Les députés UDI, qui avaient porté et défendu une proposition de loi modifiant le délai de prescription de l’action publique pour les agressions sexuelles sur les mineurs, soutiennent tout particulièrement l’inscription de l’inceste dans le code pénal. En effet, introduire l’inceste dans notre droit en tant qu’infraction à part entière participera à reconnaître enfin la spécificité des violences et des traumatismes endurés par les enfants qui en sont victimes. Il n’était que temps.

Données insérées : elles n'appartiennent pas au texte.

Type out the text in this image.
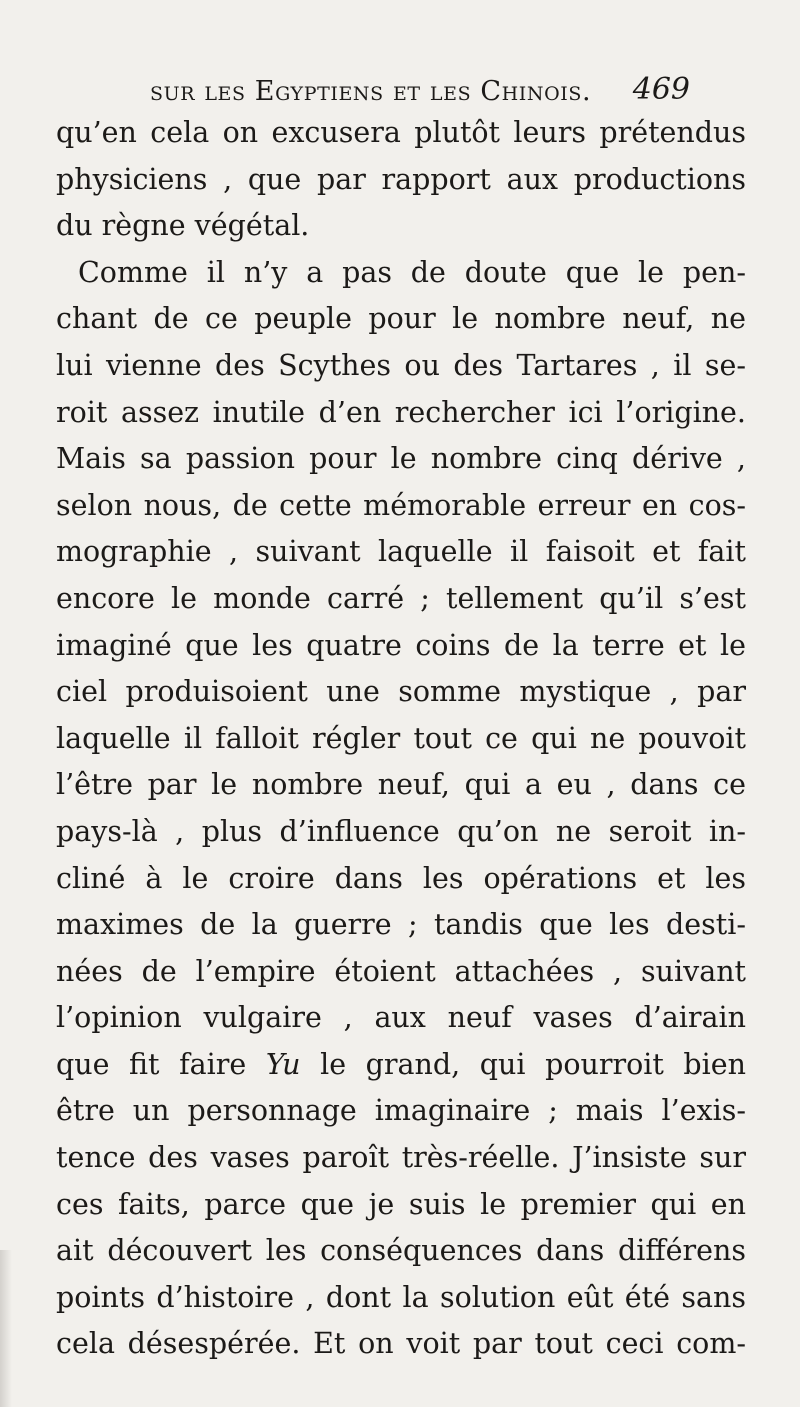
sur les Egyptiens et les Chinois. 469
qu’en cela on excusera plutôt leurs prétendus
physiciens , que par rapport aux productions
du règne végétal.
Comme il n’y a pas de doute que le pen-
chant de ce peuple pour le nombre neuf, ne
lui vienne des Scythes ou des Tartares , il se-
roit assez inutile d’en rechercher ici l’origine.
Mais sa passion pour le nombre cinq dérive ,
selon nous, de cette mémorable erreur en cos-
mographie , suivant laquelle il faisoit et fait
encore le monde carré ; tellement qu’il s’est
imaginé que les quatre coins de la terre et le
ciel produisoient une somme mystique , par
laquelle il falloit régler tout ce qui ne pouvoit
l’être par le nombre neuf, qui a eu , dans ce
pays-là , plus d’influence qu’on ne seroit in-
cliné à le croire dans les opérations et les
maximes de la guerre ; tandis que les desti-
nées de l’empire étoient attachées , suivant
l’opinion vulgaire , aux neuf vases d’airain
que fit faire Yu le grand, qui pourroit bien
être un personnage imaginaire ; mais l’exis-
tence des vases paroît très-réelle. J’insiste sur
ces faits, parce que je suis le premier qui en
ait découvert les conséquences dans différens
points d’histoire , dont la solution eût été sans
cela désespérée. Et on voit par tout ceci com-
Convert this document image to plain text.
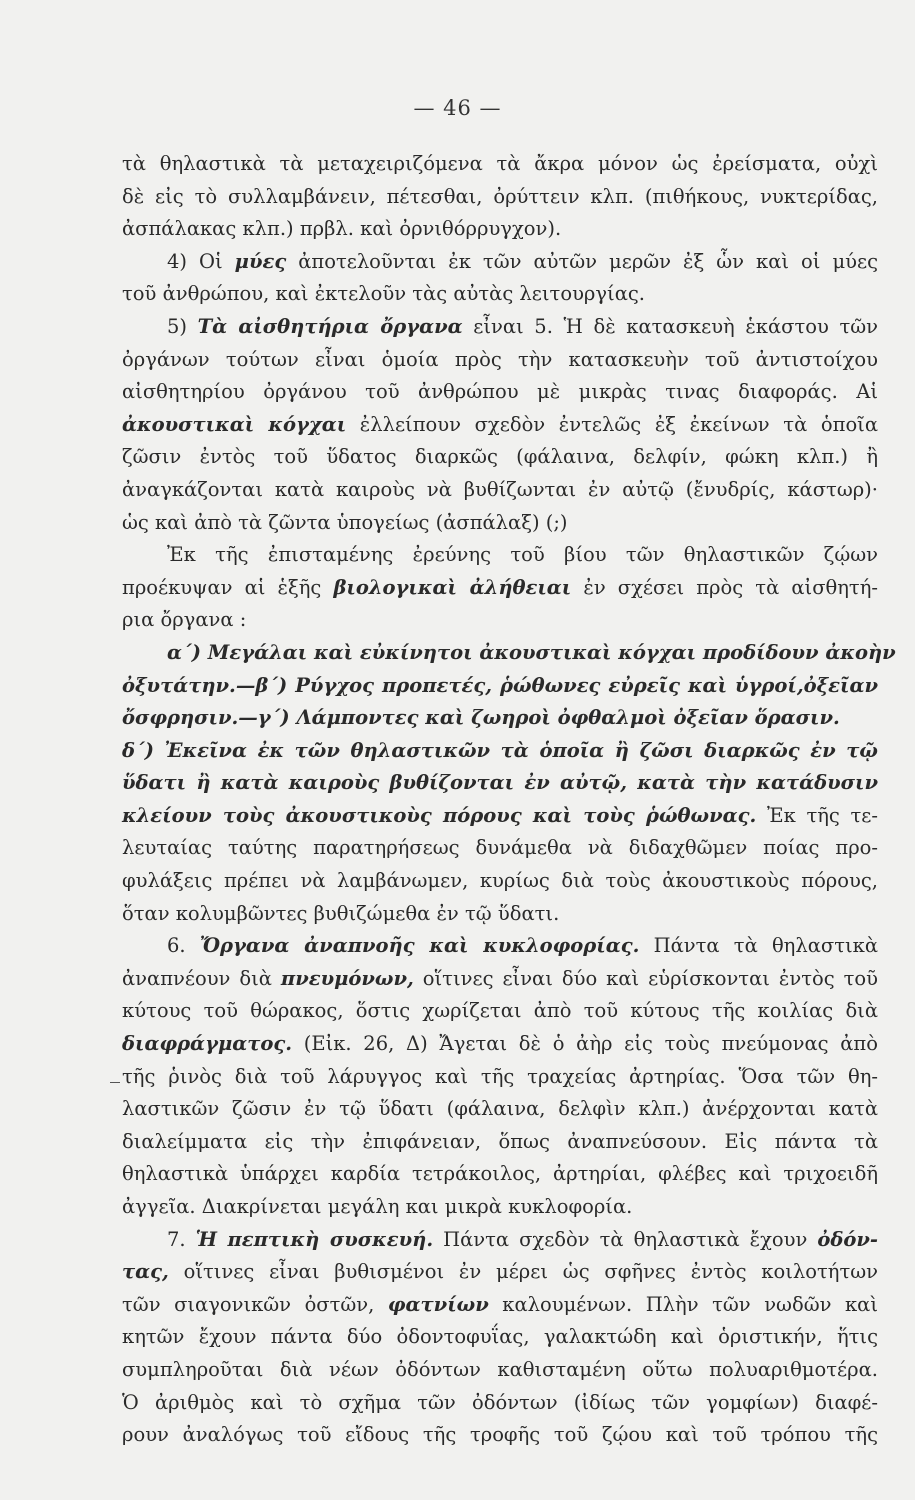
— 46 —
τὰ θηλαστικὰ τὰ μεταχειριζόμενα τὰ ἄκρα μόνον ὡς ἐρείσματα, οὐχὶ
δὲ εἰς τὸ συλλαμβάνειν, πέτεσθαι, ὀρύττειν κλπ. (πιθήκους, νυκτερίδας,
ἀσπάλακας κλπ.) πρβλ. καὶ ὀρνιθόρρυγχον).
4) Οἱ μύες ἀποτελοῦνται ἐκ τῶν αὐτῶν μερῶν ἐξ ὧν καὶ οἱ μύες
τοῦ ἀνθρώπου, καὶ ἐκτελοῦν τὰς αὐτὰς λειτουργίας.
5) Τὰ αἰσθητήρια ὄργανα εἶναι 5. Ἡ δὲ κατασκευὴ ἑκάστου τῶν
ὀργάνων τούτων εἶναι ὁμοία πρὸς τὴν κατασκευὴν τοῦ ἀντιστοίχου
αἰσθητηρίου ὀργάνου τοῦ ἀνθρώπου μὲ μικρὰς τινας διαφοράς. Αἱ
ἀκουστικαὶ κόγχαι ἐλλείπουν σχεδὸν ἐντελῶς ἐξ ἐκείνων τὰ ὁποῖα
ζῶσιν ἐντὸς τοῦ ὕδατος διαρκῶς (φάλαινα, δελφίν, φώκη κλπ.) ἢ
ἀναγκάζονται κατὰ καιροὺς νὰ βυθίζωνται ἐν αὐτῷ (ἔνυδρίς, κάστωρ)·
ὡς καὶ ἀπὸ τὰ ζῶντα ὑπογείως (ἀσπάλαξ) (;)
Ἐκ τῆς ἐπισταμένης ἐρεύνης τοῦ βίου τῶν θηλαστικῶν ζῴων
προέκυψαν αἱ ἑξῆς βιολογικαὶ ἀλήθειαι ἐν σχέσει πρὸς τὰ αἰσθητή-
ρια ὄργανα :
α΄) Μεγάλαι καὶ εὐκίνητοι ἀκουστικαὶ κόγχαι προδίδουν ἀκοὴν
ὀξυτάτην.—β΄) Ρύγχος προπετές, ῥώθωνες εὐρεῖς καὶ ὑγροί,ὀξεῖαν
ὄσφρησιν.—γ΄) Λάμποντες καὶ ζωηροὶ ὀφθαλμοὶ ὀξεῖαν ὅρασιν.
δ΄) Ἐκεῖνα ἐκ τῶν θηλαστικῶν τὰ ὁποῖα ἢ ζῶσι διαρκῶς ἐν τῷ
ὕδατι ἢ κατὰ καιροὺς βυθίζονται ἐν αὐτῷ, κατὰ τὴν κατάδυσιν
κλείουν τοὺς ἀκουστικοὺς πόρους καὶ τοὺς ῥώθωνας. Ἐκ τῆς τε-
λευταίας ταύτης παρατηρήσεως δυνάμεθα νὰ διδαχθῶμεν ποίας προ-
φυλάξεις πρέπει νὰ λαμβάνωμεν, κυρίως διὰ τοὺς ἀκουστικοὺς πόρους,
ὅταν κολυμβῶντες βυθιζώμεθα ἐν τῷ ὕδατι.
6. Ὄργανα ἀναπνοῆς καὶ κυκλοφορίας. Πάντα τὰ θηλαστικὰ
ἀναπνέουν διὰ πνευμόνων, οἵτινες εἶναι δύο καὶ εὑρίσκονται ἐντὸς τοῦ
κύτους τοῦ θώρακος, ὅστις χωρίζεται ἀπὸ τοῦ κύτους τῆς κοιλίας διὰ
διαφράγματος. (Εἰκ. 26, Δ) Ἄγεται δὲ ὁ ἀὴρ εἰς τοὺς πνεύμονας ἀπὸ
τῆς ῥινὸς διὰ τοῦ λάρυγγος καὶ τῆς τραχείας ἀρτηρίας. Ὅσα τῶν θη-
λαστικῶν ζῶσιν ἐν τῷ ὕδατι (φάλαινα, δελφὶν κλπ.) ἀνέρχονται κατὰ
διαλείμματα εἰς τὴν ἐπιφάνειαν, ὅπως ἀναπνεύσουν. Εἰς πάντα τὰ
θηλαστικὰ ὑπάρχει καρδία τετράκοιλος, ἀρτηρίαι, φλέβες καὶ τριχοειδῆ
ἀγγεῖα. Διακρίνεται μεγάλη και μικρὰ κυκλοφορία.
7. Ἡ πεπτικὴ συσκευή. Πάντα σχεδὸν τὰ θηλαστικὰ ἔχουν ὀδόν-
τας, οἵτινες εἶναι βυθισμένοι ἐν μέρει ὡς σφῆνες ἐντὸς κοιλοτήτων
τῶν σιαγονικῶν ὀστῶν, φατνίων καλουμένων. Πλὴν τῶν νωδῶν καὶ
κητῶν ἔχουν πάντα δύο ὀδοντοφυΐας, γαλακτώδη καὶ ὁριστικήν, ἥτις
συμπληροῦται διὰ νέων ὀδόντων καθισταμένη οὕτω πολυαριθμοτέρα.
Ὁ ἀριθμὸς καὶ τὸ σχῆμα τῶν ὀδόντων (ἰδίως τῶν γομφίων) διαφέ-
ρουν ἀναλόγως τοῦ εἴδους τῆς τροφῆς τοῦ ζῴου καὶ τοῦ τρόπου τῆς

Enfin, sujet moins grave, l’évolution du régime fiscal pour les enfants adoptés encore mineurs au décès de leur tuteur est une mesure de justice qui, nous l’espérons, pourra être appliquée pleinement et sereinement.

Mes chers collègues, vous l’aurez compris, le groupe UDI soutiendra cette proposition de loi, non sans les quelques réserves que je me suis permis d’exprimer dans cette discussion générale.